消防設備点検
- アパート・マンションの消防設備
2月に入り寒さも厳しくなりました。空気も乾燥し火事に対して注意が必要な時期です。
今回は賃貸住宅の経営に欠かせない消防設備点検についてお話し致します。
- 消防設備点検は必須
建物を管理する上で消防設備点検は必要になってくるものであり、法令で義務付けられています。
賃貸住宅の持ち主である大家さんには点検の義務があり、点検を怠ったことで火災事故が起きた場合は大家さんの責任が問われることもあります。
150㎡以上のアパート・マンションなどの共同住宅は半年に1回点検を行い、さらに3年に1回、共同住宅が所在する市町村の消防署長への報告義務があります。
義務を怠ると罰則もあります。
- 消防設備点検の項目
主な点検事項についてご説明致します。
1.消火器
火災が発生した初期段階で活躍する器具となります。消火器が設置されているかを確認し、必要に応じて交換作業が発生します。また、業務用火災報知器は中身だけを交換することも可能ですが、費用は消火器ごとの交換と大差はありません。点検業者と相談してみましょう。
2.自動火災通知設備
天井などに設置してある感知器です。熱や煙などを感知した時に自動で知らせてくれる設備です。賃貸物件では専有部分に設置、また床面積によって設置する自動火災報知設備の種類が異なります。また電池式感知器の電池寿命は10年程です。既存住宅は2011年以降、全市町村で設置義務となり、その頃設置した電池式感知器の電池寿命を迎える頃になります。
3.避難器具
避難はしご、救助袋、緩降機などがあります。避難器具は火災があったときにすぐ使用できる状態にしておく必要があります。これらはお部屋に入らないと点検できないこともあるため、消防設備点検の際は入居者への立会協力が
必要になります。
4.誘導灯
「EXIT 出口」と書かれた、緑地で人が逃げるマークをしているものです。誘導灯が荷物などで隠れていないかを確認する必要があります。
5.非常警報設備
火災発生時に手動で操作して火災を知らせる設備のことです。非常ベルや自動サイレンなどが正常に動作するかどうかを点検します。
6.連結送水管
火災が起きたときに水を送る設備のことです。日常的に使用される部分ではないため、放っておくと劣化します。10年を経過したら「耐圧性能点検」を実施し、その後は
3年ごとの点検が必要です。
- 消防設備点検にかかる費用
小規模(10戸未満) 8,000〜15,000円
中規模(20〜50戸未満) 25,000〜50,000円
大規模(50戸以上) 70,000円〜
値段に幅があるのは、どれくらい設備があるかによって幅が出てくるためです。賃貸経営の際、消防設備点検の費用は、運営費に組み込んでおくと良いでしょう。

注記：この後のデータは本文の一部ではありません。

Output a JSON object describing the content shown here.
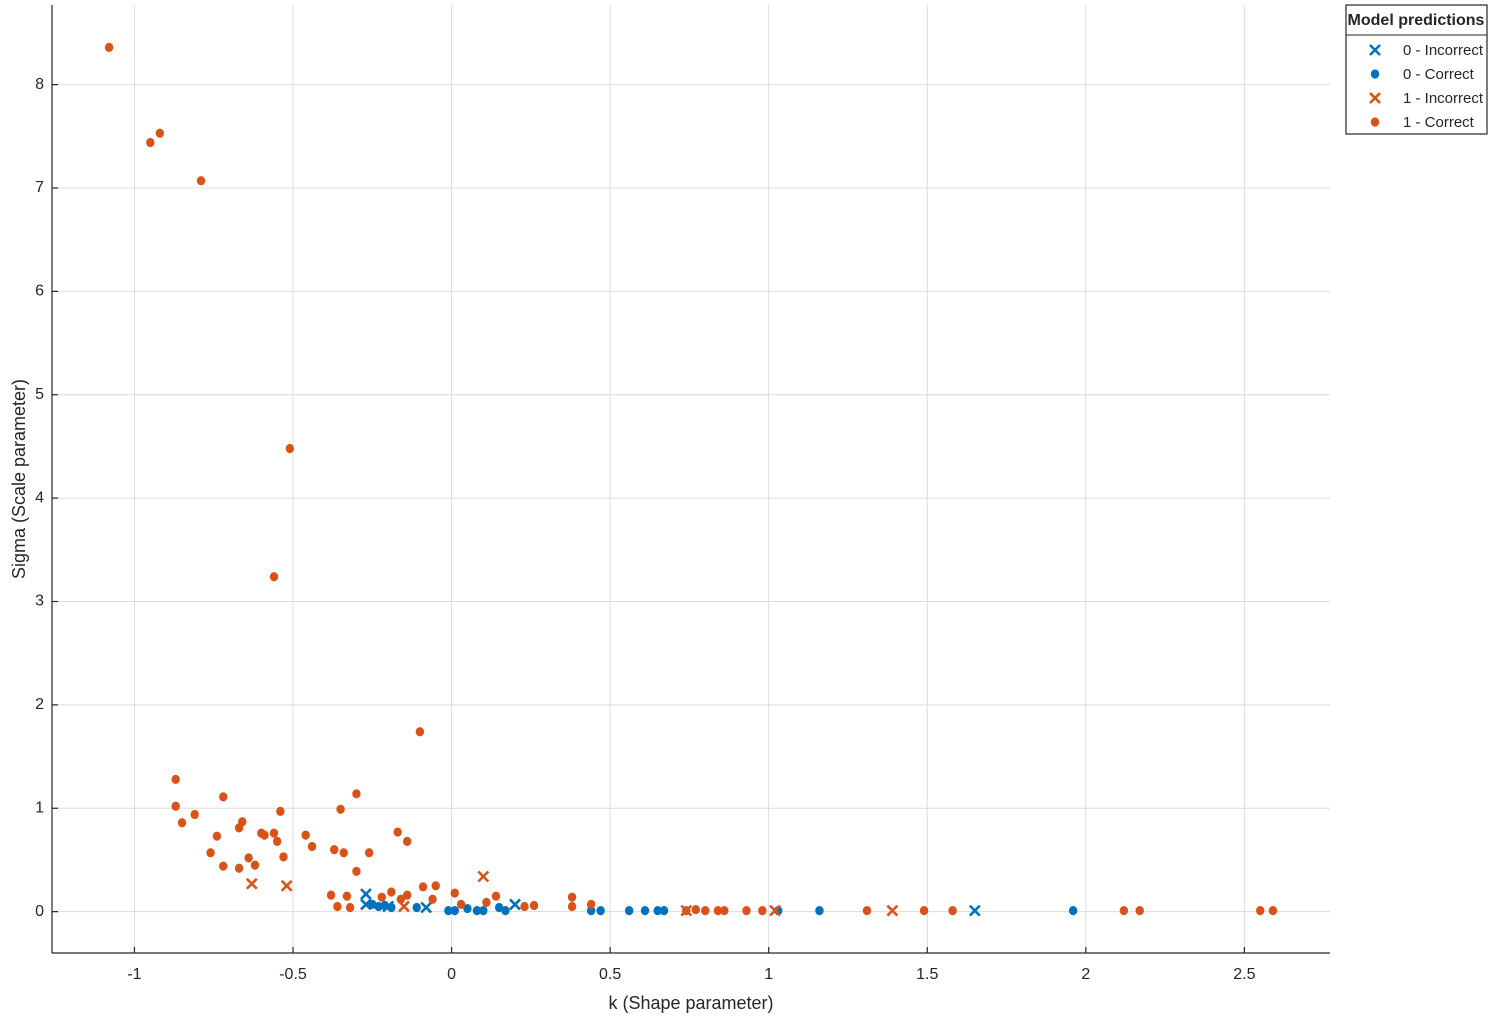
{
  "chart_data": {
    "type": "scatter",
    "x_label": "k (Shape parameter)",
    "y_label": "Sigma (Scale parameter)",
    "xlim": [
      -1.26,
      2.77
    ],
    "ylim": [
      -0.4,
      8.77
    ],
    "xticks": [
      -1,
      -0.5,
      0,
      0.5,
      1,
      1.5,
      2,
      2.5
    ],
    "yticks": [
      0,
      1,
      2,
      3,
      4,
      5,
      6,
      7,
      8
    ],
    "grid": true,
    "legend_title": "Model predictions",
    "legend_position": "outside-top-right",
    "series": [
      {
        "name": "0 - Incorrect",
        "color": "#0072bd",
        "marker": "x",
        "x": [
          -0.27,
          -0.27,
          -0.2,
          -0.08,
          0.2,
          1.65
        ],
        "values": [
          0.17,
          0.07,
          0.05,
          0.04,
          0.07,
          0.01
        ]
      },
      {
        "name": "0 - Correct",
        "color": "#0072bd",
        "marker": "o",
        "x": [
          -0.25,
          -0.23,
          -0.21,
          -0.19,
          -0.11,
          -0.01,
          0.01,
          0.05,
          0.08,
          0.1,
          0.15,
          0.17,
          0.44,
          0.47,
          0.56,
          0.61,
          0.65,
          0.67,
          1.03,
          1.16,
          1.96
        ],
        "values": [
          0.07,
          0.05,
          0.06,
          0.04,
          0.04,
          0.01,
          0.01,
          0.03,
          0.01,
          0.01,
          0.04,
          0.01,
          0.01,
          0.01,
          0.01,
          0.01,
          0.01,
          0.01,
          0.01,
          0.01,
          0.01
        ]
      },
      {
        "name": "1 - Incorrect",
        "color": "#d95319",
        "marker": "x",
        "x": [
          -0.63,
          -0.52,
          0.1,
          -0.15,
          0.74,
          1.02,
          1.39
        ],
        "values": [
          0.27,
          0.25,
          0.34,
          0.05,
          0.01,
          0.01,
          0.01
        ]
      },
      {
        "name": "1 - Correct",
        "color": "#d95319",
        "marker": "o",
        "x": [
          -1.08,
          -0.95,
          -0.92,
          -0.79,
          -0.51,
          -0.56,
          -0.1,
          -0.87,
          -0.87,
          -0.85,
          -0.81,
          -0.72,
          -0.76,
          -0.74,
          -0.72,
          -0.67,
          -0.66,
          -0.67,
          -0.64,
          -0.62,
          -0.6,
          -0.59,
          -0.56,
          -0.55,
          -0.53,
          -0.54,
          -0.46,
          -0.44,
          -0.37,
          -0.34,
          -0.35,
          -0.3,
          -0.3,
          -0.26,
          -0.17,
          -0.14,
          -0.38,
          -0.33,
          -0.36,
          -0.32,
          -0.22,
          -0.19,
          -0.16,
          -0.14,
          -0.09,
          -0.05,
          -0.06,
          0.01,
          0.03,
          0.11,
          0.14,
          0.23,
          0.26,
          0.38,
          0.38,
          0.44,
          0.74,
          0.77,
          0.8,
          0.84,
          0.86,
          0.93,
          0.98,
          1.31,
          1.49,
          1.58,
          2.12,
          2.17,
          2.55,
          2.59
        ],
        "values": [
          8.36,
          7.44,
          7.53,
          7.07,
          4.48,
          3.24,
          1.74,
          1.28,
          1.02,
          0.86,
          0.94,
          1.11,
          0.57,
          0.73,
          0.44,
          0.81,
          0.87,
          0.42,
          0.52,
          0.45,
          0.76,
          0.74,
          0.76,
          0.68,
          0.53,
          0.97,
          0.74,
          0.63,
          0.6,
          0.57,
          0.99,
          1.14,
          0.39,
          0.57,
          0.77,
          0.68,
          0.16,
          0.15,
          0.05,
          0.04,
          0.14,
          0.19,
          0.12,
          0.16,
          0.24,
          0.25,
          0.12,
          0.18,
          0.07,
          0.09,
          0.15,
          0.05,
          0.06,
          0.14,
          0.05,
          0.07,
          0.01,
          0.02,
          0.01,
          0.01,
          0.01,
          0.01,
          0.01,
          0.01,
          0.01,
          0.01,
          0.01,
          0.01,
          0.01,
          0.01
        ]
      }
    ]
  }
}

賃貸住宅の規模によっては、点検資格を持っていなくても自分で点検することも可能です。以下の項目に該当しなければ、点検資格を持っていなくても点検できます。
・延べ床面積が1,000㎡以上の建物。
・地下または3階以上の階に特定用途があり、かつ階段
が屋内に1か所しかない防火対象物等。
- 消防点検の注意点
一般的にはこの消防設備点検がある旨を、点検より前に通達しますが、お部屋へ入らないと行えない点検もあり、入居者が立ち会うことができない日程の場合は、入居者の代わりに家主や管理会社立会いのもと住戸に入る場合もあります。
しかしこれによって入居者とトラブルが発生することもあります。予備日を設定や事前に説明を行うなどしてトラブルにならないように配慮しましょう。